Federal officials report that two horses in New Mexico have tested positive for Vesicular Stomatitis Virus. U.S. Department of Agriculture officials said the Sandoval County property where the horses were located has been placed under quarantine.
According to a USDA report released last week, the infected horses were in a boarding facility with 17 horses, seven llamas, and two goats.
“The two horses confirmed as VSV-infected reside in a pasture together and have no recent history of movements from the premises,” the report states. “There are no other animals at the facility currently showing clinical signs of VSV. The facility is under state quarantine and will remain so until at least 14 days from the onset of lesions in the last affected animal on the premises.”
John Allen, Socorro County Extension Agent, said the virus mainly affects horses, but cattle, sheep, goats, swine, alpacas and llamas can also be infected.
“This disease isn’t highly fatal but can be a big nuisance, such as tightened restrictions on movements of the animal,” Allen said. “Animals on the premises will be under quarantine until specific regulatory criteria are met. Isolate animals with lesions from animals without lesions.”
He said the quarantine is normally two weeks after the last lesion heals.
The New Mexico Livestock Board recommends any symptoms, including the appearance of lesions or blistering around the mouth of the animal, to be reported to the State Veterinarian
Initial signs of infection include excess saliva and blister type lesions around the moth and muzzle area.
“An animal that is infected may not want to eat or drink. Make sure the animal is hydrated,” Allen said. “This is fairly contagious and is spread by animal contact and insect vectors.
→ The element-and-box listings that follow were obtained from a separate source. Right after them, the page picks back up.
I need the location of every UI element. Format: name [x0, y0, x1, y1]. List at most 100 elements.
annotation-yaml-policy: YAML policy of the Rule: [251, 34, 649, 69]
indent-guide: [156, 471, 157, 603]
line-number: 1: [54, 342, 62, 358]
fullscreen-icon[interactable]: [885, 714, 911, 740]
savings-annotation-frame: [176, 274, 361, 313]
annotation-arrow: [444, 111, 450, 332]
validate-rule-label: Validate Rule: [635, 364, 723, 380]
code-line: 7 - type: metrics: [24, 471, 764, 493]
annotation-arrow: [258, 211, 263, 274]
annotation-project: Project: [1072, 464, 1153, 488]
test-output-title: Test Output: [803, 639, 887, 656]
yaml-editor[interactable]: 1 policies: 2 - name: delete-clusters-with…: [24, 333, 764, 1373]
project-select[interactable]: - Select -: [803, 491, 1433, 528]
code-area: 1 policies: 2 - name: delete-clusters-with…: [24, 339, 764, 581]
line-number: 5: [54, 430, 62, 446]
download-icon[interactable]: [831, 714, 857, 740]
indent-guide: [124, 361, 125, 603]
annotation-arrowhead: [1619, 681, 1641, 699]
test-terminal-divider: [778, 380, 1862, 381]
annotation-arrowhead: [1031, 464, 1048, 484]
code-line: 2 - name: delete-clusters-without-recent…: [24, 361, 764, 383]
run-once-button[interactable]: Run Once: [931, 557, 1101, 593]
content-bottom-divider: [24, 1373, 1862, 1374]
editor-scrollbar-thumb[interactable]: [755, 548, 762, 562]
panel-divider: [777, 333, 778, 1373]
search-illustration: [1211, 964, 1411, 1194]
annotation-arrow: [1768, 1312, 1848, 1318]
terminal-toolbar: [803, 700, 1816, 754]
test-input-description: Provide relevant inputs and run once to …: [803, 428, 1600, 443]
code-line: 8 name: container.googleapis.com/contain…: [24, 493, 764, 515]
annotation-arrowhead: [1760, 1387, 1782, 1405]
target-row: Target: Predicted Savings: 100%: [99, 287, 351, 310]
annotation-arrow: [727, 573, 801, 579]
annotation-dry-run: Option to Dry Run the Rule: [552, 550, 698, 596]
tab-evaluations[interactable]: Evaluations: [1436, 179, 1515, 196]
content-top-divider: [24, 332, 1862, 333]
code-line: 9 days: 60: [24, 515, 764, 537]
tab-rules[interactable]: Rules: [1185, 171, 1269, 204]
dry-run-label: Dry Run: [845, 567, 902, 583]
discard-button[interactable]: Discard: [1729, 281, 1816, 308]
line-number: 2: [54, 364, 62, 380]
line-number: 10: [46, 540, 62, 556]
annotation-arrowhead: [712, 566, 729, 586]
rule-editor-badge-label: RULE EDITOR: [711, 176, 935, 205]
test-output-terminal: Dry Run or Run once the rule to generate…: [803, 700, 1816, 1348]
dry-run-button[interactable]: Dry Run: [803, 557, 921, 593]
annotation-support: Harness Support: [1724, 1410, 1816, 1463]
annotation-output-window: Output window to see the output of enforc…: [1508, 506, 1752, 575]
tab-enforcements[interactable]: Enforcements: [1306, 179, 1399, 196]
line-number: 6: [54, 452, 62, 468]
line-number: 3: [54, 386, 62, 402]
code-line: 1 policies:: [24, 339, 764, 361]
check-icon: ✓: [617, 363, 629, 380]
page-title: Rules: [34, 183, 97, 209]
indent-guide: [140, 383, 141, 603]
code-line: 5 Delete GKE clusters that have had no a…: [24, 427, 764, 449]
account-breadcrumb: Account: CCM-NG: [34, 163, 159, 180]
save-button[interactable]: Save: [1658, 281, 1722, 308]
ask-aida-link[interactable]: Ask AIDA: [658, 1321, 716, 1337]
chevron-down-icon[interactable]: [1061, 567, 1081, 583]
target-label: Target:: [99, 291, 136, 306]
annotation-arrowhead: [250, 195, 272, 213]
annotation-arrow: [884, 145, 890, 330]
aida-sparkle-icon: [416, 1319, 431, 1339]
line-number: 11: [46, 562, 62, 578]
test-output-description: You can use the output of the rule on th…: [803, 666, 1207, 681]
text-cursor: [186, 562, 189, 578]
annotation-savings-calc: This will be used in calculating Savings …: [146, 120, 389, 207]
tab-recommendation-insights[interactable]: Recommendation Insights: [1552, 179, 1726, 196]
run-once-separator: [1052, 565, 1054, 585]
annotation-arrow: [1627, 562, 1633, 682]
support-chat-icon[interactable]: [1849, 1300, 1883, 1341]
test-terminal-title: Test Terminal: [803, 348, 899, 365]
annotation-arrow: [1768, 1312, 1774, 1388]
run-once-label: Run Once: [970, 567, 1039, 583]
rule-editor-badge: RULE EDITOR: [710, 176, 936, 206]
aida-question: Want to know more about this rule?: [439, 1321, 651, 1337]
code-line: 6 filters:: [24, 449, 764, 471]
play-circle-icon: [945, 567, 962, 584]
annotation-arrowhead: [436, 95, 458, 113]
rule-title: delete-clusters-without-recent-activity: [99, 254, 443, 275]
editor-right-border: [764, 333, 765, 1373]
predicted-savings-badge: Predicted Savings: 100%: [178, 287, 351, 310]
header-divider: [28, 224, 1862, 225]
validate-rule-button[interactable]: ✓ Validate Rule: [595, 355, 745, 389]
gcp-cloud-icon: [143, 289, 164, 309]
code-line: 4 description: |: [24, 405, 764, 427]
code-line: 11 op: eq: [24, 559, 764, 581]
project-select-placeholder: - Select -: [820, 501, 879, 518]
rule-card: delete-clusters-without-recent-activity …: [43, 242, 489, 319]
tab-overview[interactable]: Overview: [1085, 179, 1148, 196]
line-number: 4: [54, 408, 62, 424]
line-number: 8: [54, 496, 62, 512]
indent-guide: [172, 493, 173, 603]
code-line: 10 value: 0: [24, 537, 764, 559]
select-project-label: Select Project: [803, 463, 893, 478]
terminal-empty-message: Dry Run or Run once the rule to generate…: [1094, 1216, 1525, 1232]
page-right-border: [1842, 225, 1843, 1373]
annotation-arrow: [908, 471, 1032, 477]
Controlling flies can be a big preventative.”
The disease occurs seasonally in the southwestern United States, Central America, and South America. Outbreaks usually occur along waterways during the warmer months of the year. The extent of an outbreak may vary from a few premises in one state to many premises in multiple states.
There is no specific treatment for VSV and there are no licensed vaccines to prevent the disease.
New Mexico is the second state to report VSV this year.
Authorities say two Texas counties - Kinney and Tom Green - each have a quarantine premise.